Вера подняла на нее глаза:
– Мне так удобнее, Анна Владимировна.
Словесница замолчала, разглядывая ее чистый воротничок и старое, тщательно выглаженное платье. Взгляд ее потеплел.
– Что ж, – сказала она наконец. – Идите. Удачи вам.
Воспитанниц педагогического класса оказалось немного – человек двенадцать. Состав подобрался пестрый, и Вериных прежних подруг среди них не было. Зато из параллельного отделения, с которым они раньше почти не общались, пришли новые лица. Рыженькая Зинаида Огнева, дочь псаломщика из Зарядья, сидела за последней партой, уткнувшись в учебник. Она и сейчас, в первый день, судорожно грызла кончик стального пера, хотя никаких заданий еще не давали. Елена, дочка богатого купца – Вера помнила ее в лицо, но фамилии не помнила, – сразу дала понять, что она здесь временно, для кругозора. Она то и дело расправляла кружевные вставки на рукавах, будто демонстрируя их классу. Сестры Гнедины, дочери присяжного поверенного, держались особняком, высокомерно переглядывались и даже тетради раскладывали так, чтобы отгородиться от остальных. Добрая Катя Смирнова попыталась было завести с Верой разговор, но та ответила сухо, мельком.
Не потому, что новые девушки были хуже или лучше – просто совсем другие. Раньше Вера оставалась частью привычной стайки, пускай не самой шумной, но своей. Теперь все распалось, и приходилось привыкать держаться особняком.
В сущности, из прежних времен у нее остались только двое. И те – парни, гимназисты из Первой мужской. Мысль об Илье с его вечными формулами и латынью и о Сереже, способном превратить в шутку любую казенную скуку, как-то подбадривала по утрам. Они ведь тоже теперь перешли в восьмой, для них – последний, выпускной класс. И перед ними жизнь ставила те же жесткие вопросы, только с мужской стороны.
Илья окончательно выбрал медицинский факультет.
– Без латыни – не пройти, – сказал он Сереже как-то в начале сентября, когда они случайно столкнулись на Моховой. Илья нес под мышкой подержанный «Курс анатомии» и пухлые литографированные лекции профессора Зернова, которые раздобыл через знакомого фельдшера. – Но я ее одолею. Вызубрю, вдолблю, вколочу в память. Даже если придется читать до рассвета.
Он говорил это спокойно, без рисовки, но Сережа знал: так и будет.
Сам Сережа нацелился на юридический. Не из-за веры в высокое правосудие, а из трезвого расчета, свойственного его отцу, купцу второй гильдии:
– Там, говорят, учат не правила запоминать, а строить аргументы. А это, брат, в любой торговой конторе пригодится. – Он усмехнулся. – Отец говорит: «С деньгами и без ума проживешь, а без ума и с деньгами – только до первой сделки». Так что пойду учиться на умного.
Вера знала это от Сережи – они иногда пересекались в читальном зале, перебрасывались парой фраз и расходились. Илья на их прежних местах больше не появлялся – весь день мотался по урокам, а по ночам зубрил латынь. Вера не обижалась, она понимала их слишком хорошо. У них была дорога – у каждого своя. А она стояла на месте и смотрела им вслед
Они оба знали, куда идут. У них была цель – у одного медицина, у другого юриспруденция, – и они уже шагали в ту сторону. А она стояла на месте, придавленная педагогическим классом, который был не выбором, а компромиссом.

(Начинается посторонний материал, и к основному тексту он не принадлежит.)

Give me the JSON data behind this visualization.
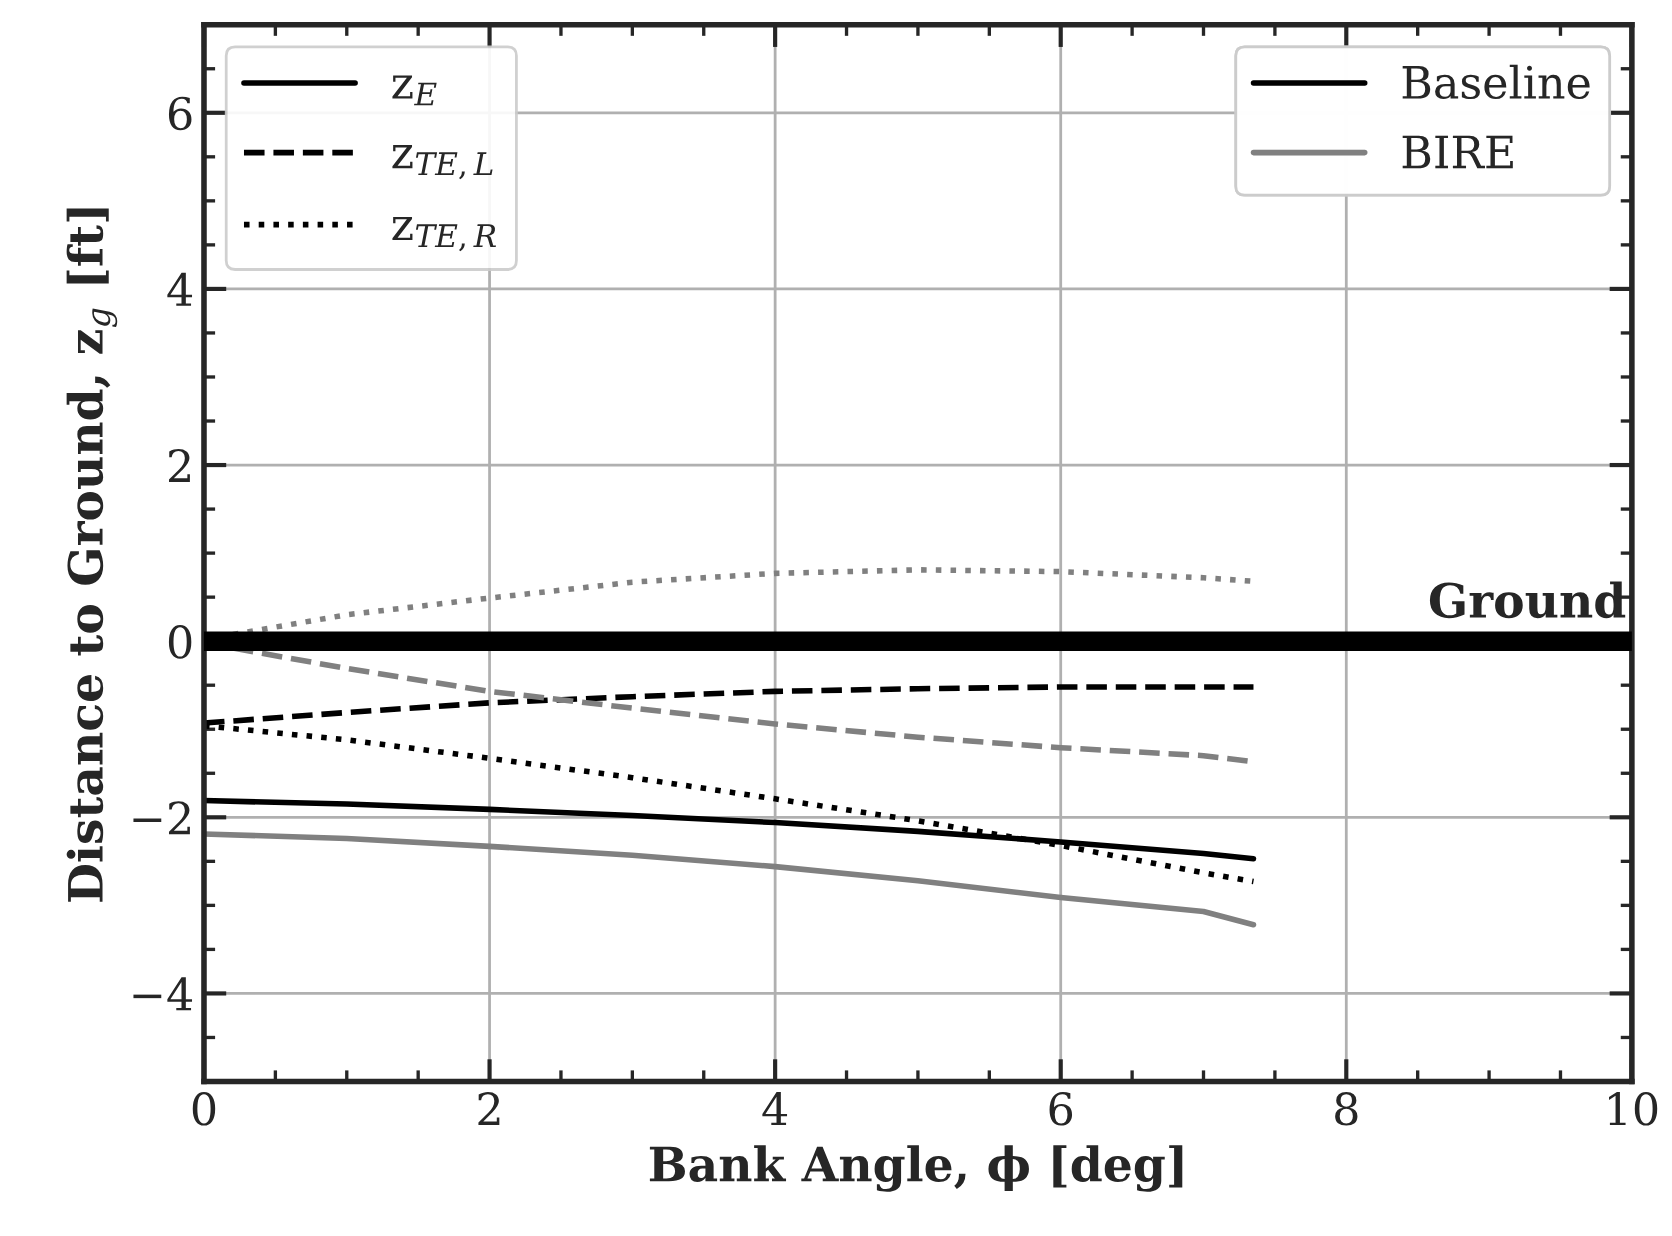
{
  "chart_data": {
    "type": "line",
    "xlabel": "Bank Angle, ϕ [deg]",
    "ylabel": "Distance to Ground, z$_{g}$ [ft]",
    "x": [
      0,
      1,
      2,
      3,
      4,
      5,
      6,
      7,
      7.35
    ],
    "legend": "top right",
    "xlim": [
      0,
      10
    ],
    "xticks": [
      0,
      2,
      4,
      6,
      8,
      10
    ],
    "ylim": [
      -5,
      7
    ],
    "yticks": [
      -4,
      -2,
      0,
      2,
      4,
      6
    ],
    "grid": true,
    "ref_lines": [
      {
        "axis": "y",
        "value": 0,
        "label": "Ground",
        "color": "#000000"
      }
    ],
    "series": [
      {
        "color": "#000000",
        "line_style": "solid",
        "values": [
          -1.81,
          -1.85,
          -1.91,
          -1.98,
          -2.06,
          -2.16,
          -2.28,
          -2.41,
          -2.47
        ]
      },
      {
        "color": "#808080",
        "line_style": "solid",
        "values": [
          -2.19,
          -2.24,
          -2.33,
          -2.43,
          -2.56,
          -2.72,
          -2.91,
          -3.07,
          -3.22
        ]
      },
      {
        "color": "#000000",
        "line_style": "dashed",
        "values": [
          -0.93,
          -0.81,
          -0.7,
          -0.63,
          -0.57,
          -0.54,
          -0.52,
          -0.52,
          -0.52
        ]
      },
      {
        "color": "#808080",
        "line_style": "dashed",
        "values": [
          -0.02,
          -0.31,
          -0.57,
          -0.76,
          -0.94,
          -1.09,
          -1.21,
          -1.3,
          -1.37
        ]
      },
      {
        "color": "#000000",
        "line_style": "dotted",
        "values": [
          -0.96,
          -1.12,
          -1.33,
          -1.55,
          -1.79,
          -2.04,
          -2.32,
          -2.63,
          -2.73
        ]
      },
      {
        "color": "#808080",
        "line_style": "dotted",
        "values": [
          0.02,
          0.3,
          0.49,
          0.67,
          0.77,
          0.81,
          0.79,
          0.72,
          0.68
        ]
      },
      {
        "name": "z$_{E}$",
        "color": "#000000",
        "line_style": "solid",
        "values": [
          null,
          null,
          null,
          null,
          null,
          null,
          null,
          null,
          null
        ]
      },
      {
        "name": "z$_{TE,L}$",
        "color": "#000000",
        "line_style": "dashed",
        "values": [
          null,
          null,
          null,
          null,
          null,
          null,
          null,
          null,
          null
        ]
      },
      {
        "name": "z$_{TE,R}$",
        "color": "#000000",
        "line_style": "dotted",
        "values": [
          null,
          null,
          null,
          null,
          null,
          null,
          null,
          null,
          null
        ]
      },
      {
        "name": "Baseline",
        "color": "#000000",
        "line_style": "solid",
        "values": [
          null,
          null,
          null,
          null,
          null,
          null,
          null,
          null,
          null
        ]
      },
      {
        "name": "BIRE",
        "color": "#808080",
        "line_style": "solid",
        "values": [
          null,
          null,
          null,
          null,
          null,
          null,
          null,
          null,
          null
        ]
      }
    ]
  }
}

У нее была мечта – Высшие женские курсы. Имя профессора Герье звучало для нее как пропуск в совсем другой мир. Курсы давали подлинную науку: всеобщую историю, филологию, философию. Право на настоящую ученую работу и мысль.
Но между мечтой и возможностью лежала пропасть, измеряемая не верстами, а рублями. И сколько бы она ни считала по ночам в темноте, цифры упрямо не сходились. У парней под ногами была твердая почва. А ее мечта существовала отдельно от нее. И от этого становилось горько.
В десятых числах сентября начальница гимназии вызвала Веру в свой кабинет по поводу платы за дополнительный класс. Сухо приподняв очки, она окинула девушку долгим взглядом:
– Вы, кажется, помышляете о курсах профессора Герье, госпожа Лагодина? Имейте в виду, конкурс в нынешнем году там огромный – чуть не четыре человека на место. И средства на обучение нужны немалые. Ваше прошение по поводу сиротства и освобождения от платы за восьмой класс мы, разумеется, рассмотрим на попечительском совете гимназии, но обнадеживать я вас не буду.
Вера слушала, опустив глаза, и считала про себя. Она перебирала эти цифры уже сотни раз, глядя в темноте на ангела над дверью.
После смерти отца осталась пенсия – девять рублей в месяц. Сумма ничтожная, но без нее они бы вовсе не протянули.
Мамины уроки танцев. Их теперь стало куда меньше. В Одессе Лидия Гринберг танцевала в частном театре, но в чопорной Москве до этого никому не было дела. Изредка ее звали в купеческие дома – учить хозяйских дочек держать спину и делать реверансы. За час платили от семидесяти копеек до рубля. В удачный месяц набегало рублей четырнадцать, в плохой – от силы семь.
Еще было шитье. Мать брала любую работу: перелицевать старый жакет, подогнать чужой подол по фигуре, положить незаметную латку. За это платили копейками, зато регулярно. Лишь пара постоянных клиенток давали по три рубля за сложную переделку. В среднем выходило еще рублей шесть.
Вера быстро сводила в уме эти цифры: пенсия – девять, уроки – одиннадцать, шитье – шесть. Итого двадцать шесть рублей на двоих. В лучшие месяцы – тридцать.
А дальше начинались траты.
Квартира – две комнаты во 2-м Ильинском переулке – обходилась в двенадцать рублей ежемесячно. Хозяйка, вдова чиновника, держала для них цену пониже из уважения к памяти покойного отца, но эти двенадцать рублей оставались главным, самым тяжелым расходом.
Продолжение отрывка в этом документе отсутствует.